Apple et Google précipiteront-ils la fin de Heetch ?
Les deux firmes ont reçu, ce lundi 7 mars 2016, une lettre de mise en demeure adressée par la Fédération nationale du taxi (FNDT), qui leur demande de supprimer de leurs places de marché respectives – l’App Store et Google Play – cette application mettant en relation passagers et chauffeurs non professionnels.
L’argument retenu, c’est l’article 6.2 de la loi du 22 juin 2004 pour la confiance dans l’économie numérique.
Ledit article établit que les personnes physiques ou morales doivent agir « promptement » pour retirer des données ou y empêcher l’accès dans le cas où elles sont associées à des activités au caractère illicite. Dans le cas contraire, elle mettent leur responsabilité en jeu.
Google, comme Apple, l’annonce d’ailleurs clairement dans le règlement associé à sa marketplace : les applications doivent être en conformité avec la législation des pays dans lesquels elles sont distribuées.
Problème : Heetch, qui fonctionne de 20 h à 6 h, est-il vraiment illégal ?
La start-up parisienne estime que les pouvoirs publics se fourvoient en la classant dans la même catégorie qu’un UberPOP.
Une distinction qui a son importance : alors que le service exploité par Uber est clairement visé dans l’arrêté préfectoral no 015-00526 du 25 juin 2015 portant « réglementation particulière de l’activité de transport routier de personnes […] à titre onéreux avec des véhicules de moins de dix places dans certaines communes de la région d’Île-de-France », on ne trouve aucune référence à Heetch.
Sauf que l’application, présentée comme une « solution de mobilité nocturne », est clairement nommée dans le communiqué (document PDF) associé à la publication de l’arrêté.
Heetch, qui a organisé sa résistance avec entre autres un site Internet où sont compilés des témoignages d’utilisateurs (voir notre article « Heetch essaie de décoller l’étiquette UberPOP »), considère que son service n’est pas assimilable à du « transport entre particuliers à titre onéreux ».
Dans ses CGU, il est précisé, en capitales grasses, que l’app « n’est en aucun cas destinée à permettre aux conducteurs […] de réaliser un quelconque profit ». Notamment parce que « le passager décide librement et sous sa seule responsabilité de verser ou non une participation aux frais ainsi que de son montant ».
Les clients sont effectivement supposés « [participer] aux frais du véhicule », mais rien ne les y oblige, bien que ceux qui « profitent du système » finissent par être bannis.
Me Jonathan Bellaiche, qui mène la charge pour la FNDT, confie à La Tribune : « Le seul moyen de se défendre efficacement face à des acteurs du Net, c’est d’utiliser le droit de l’Internet.
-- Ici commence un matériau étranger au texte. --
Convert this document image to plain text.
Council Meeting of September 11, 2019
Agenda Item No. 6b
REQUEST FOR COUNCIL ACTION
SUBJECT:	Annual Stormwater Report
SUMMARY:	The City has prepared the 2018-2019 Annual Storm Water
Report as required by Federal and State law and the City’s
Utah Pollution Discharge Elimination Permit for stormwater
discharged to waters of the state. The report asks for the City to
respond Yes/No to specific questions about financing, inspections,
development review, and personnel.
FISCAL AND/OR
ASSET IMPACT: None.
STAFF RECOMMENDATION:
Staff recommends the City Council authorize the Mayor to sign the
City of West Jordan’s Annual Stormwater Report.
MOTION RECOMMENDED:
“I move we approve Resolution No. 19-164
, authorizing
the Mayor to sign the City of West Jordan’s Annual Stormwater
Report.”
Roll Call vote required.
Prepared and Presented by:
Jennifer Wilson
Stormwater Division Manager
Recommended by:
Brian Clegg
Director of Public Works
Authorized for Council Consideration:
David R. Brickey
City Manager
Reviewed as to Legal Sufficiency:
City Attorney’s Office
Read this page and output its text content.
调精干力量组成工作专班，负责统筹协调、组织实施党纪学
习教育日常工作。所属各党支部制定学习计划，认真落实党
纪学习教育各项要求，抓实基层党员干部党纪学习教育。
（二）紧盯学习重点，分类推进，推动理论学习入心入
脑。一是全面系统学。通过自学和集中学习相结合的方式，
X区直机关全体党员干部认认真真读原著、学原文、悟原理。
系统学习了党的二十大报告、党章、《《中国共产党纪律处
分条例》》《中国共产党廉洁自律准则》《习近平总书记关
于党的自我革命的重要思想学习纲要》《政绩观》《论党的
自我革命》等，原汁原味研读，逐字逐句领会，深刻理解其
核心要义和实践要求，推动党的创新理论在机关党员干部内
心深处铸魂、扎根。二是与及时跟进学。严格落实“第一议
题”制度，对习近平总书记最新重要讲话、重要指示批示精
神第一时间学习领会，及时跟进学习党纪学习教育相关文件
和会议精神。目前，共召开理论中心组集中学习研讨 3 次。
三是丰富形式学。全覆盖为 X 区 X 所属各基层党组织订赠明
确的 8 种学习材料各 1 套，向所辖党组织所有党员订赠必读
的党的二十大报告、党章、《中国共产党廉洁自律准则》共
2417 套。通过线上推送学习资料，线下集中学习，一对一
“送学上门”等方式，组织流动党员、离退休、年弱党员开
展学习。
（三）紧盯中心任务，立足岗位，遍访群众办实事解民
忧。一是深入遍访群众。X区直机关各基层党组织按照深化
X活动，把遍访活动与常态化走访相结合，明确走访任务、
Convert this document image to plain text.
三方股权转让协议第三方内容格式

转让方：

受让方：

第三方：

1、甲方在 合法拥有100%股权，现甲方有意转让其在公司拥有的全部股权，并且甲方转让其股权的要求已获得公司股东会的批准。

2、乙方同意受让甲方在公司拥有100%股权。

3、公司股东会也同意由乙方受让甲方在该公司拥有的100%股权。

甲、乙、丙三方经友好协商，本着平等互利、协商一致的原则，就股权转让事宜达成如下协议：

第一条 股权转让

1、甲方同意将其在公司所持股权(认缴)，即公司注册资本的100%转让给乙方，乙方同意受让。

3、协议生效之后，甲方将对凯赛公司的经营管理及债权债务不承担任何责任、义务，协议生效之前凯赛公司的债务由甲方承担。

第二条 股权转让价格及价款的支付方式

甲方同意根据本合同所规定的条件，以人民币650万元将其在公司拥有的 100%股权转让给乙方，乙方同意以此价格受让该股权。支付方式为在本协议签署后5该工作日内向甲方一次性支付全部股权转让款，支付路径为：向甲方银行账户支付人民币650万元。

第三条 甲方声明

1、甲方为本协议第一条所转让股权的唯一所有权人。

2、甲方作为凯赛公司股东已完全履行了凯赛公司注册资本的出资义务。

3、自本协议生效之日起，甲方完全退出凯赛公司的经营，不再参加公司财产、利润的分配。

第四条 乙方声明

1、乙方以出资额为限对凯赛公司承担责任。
Les éditeurs et les hébergeurs de contenus sont, eux aussi, soumis à une réglementation ».
L’intersyndicale des chauffeurs de taxis avait déjà demandé, début janvier, « l’arrêt immédiat de toute activité de Heetch, qui organise du transport clandestin sous couvert de covoiturage ». Une plainte qui intervenait après une décision du Conseil constitutionnel entérinant l’illégalité des « services de type UberPOP » au regard du premier alinéa de l’article L. 3124-13 du code des transports.
Teddy Pellerin et Mathieu Jacob, les deux dirigeants de Heetch, seront jugés en correctionnelle au mois de juin. Ils sont soupçonnés de concurrence illégale avec les taxis.
La start-up comparaître aussi en tant que personne morale pour les mêmes griefs que ceux retenus contre les dirigeants d’Uber dans le dossier UberPOP : « organisation illicite de mise en relation », « complicité d’exercice illégal de l’activité d’exploitation de taxi » et « pratique commerciale trompeuse ».